Assailant given third chance

Less than a month ago I wrote about the prospect of former Oregon basketball player, Brandon Austin, being recruited by a school--the third of his collegiate career. Austin started at Providence College, was dismissed from that team for sexual assault then went to Oregon where he committed sexual assault again--in the form of a gang rape with other team members--and was again dismissed. Criminal charges were not filed in either case. And now he is going to a junior college in Florida to play ball. As I noted last month he was being wooed by a school in Kansas, but that school opted not to make him an offer.

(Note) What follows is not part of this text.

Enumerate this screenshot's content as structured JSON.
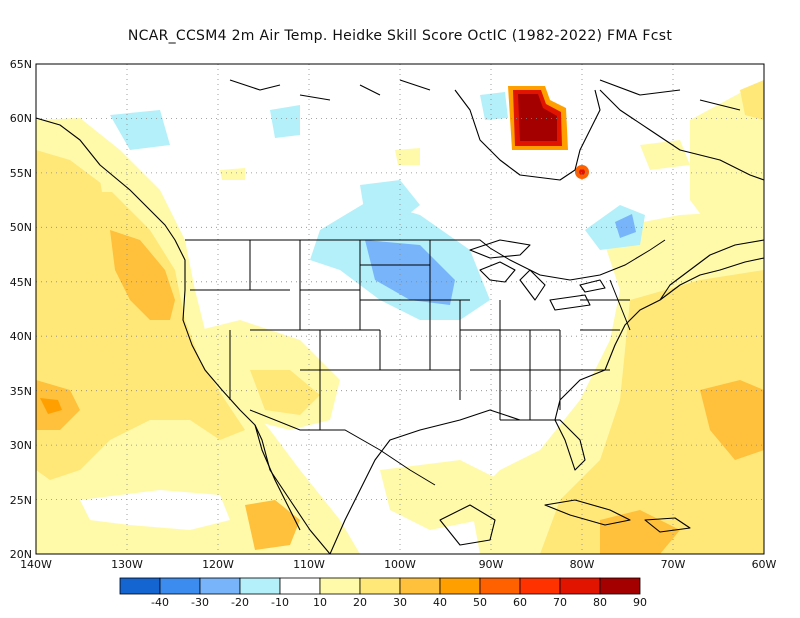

Northwest Florida State College did. And administrators--unlike those at Oregon who claim ignorance--know of Austin's past. And they think they can help him. Said the head coach: "We have the experience, support and resources to help Brandon get back on track towards graduating and help him be a successful student athlete on and off the court."
We see professional athletes passed around teams after committing various crimes and misdemeanors. And though some of us know that this happens in intercollegiate athletics, there is less visibility. But I argue that there is more liability--for the school that takes on these athletes. Even if athletes such as Austin are not criminally charged, they have been disciplined by their schools (i.e., kicked off or suspended from teams). If the new school knows of that history and that athlete again commits sexual assault what kind of case would a victim have? It probably depends on the measures the school takes when the student arrives on campus. What kind of resources and support will Austin receive in Florida? Individual therapy? Group therapy? How is the school going to specifically address his history of sexual violence against women? Studies show that the many campus sexual assaults are committed by repeat offenders. Austin has already shown himself to be a repeat offender. Unless Northwest Florida intervenes and tries to break this pattern, I think they put themselves in danger of being partially responsible if Austin offends again.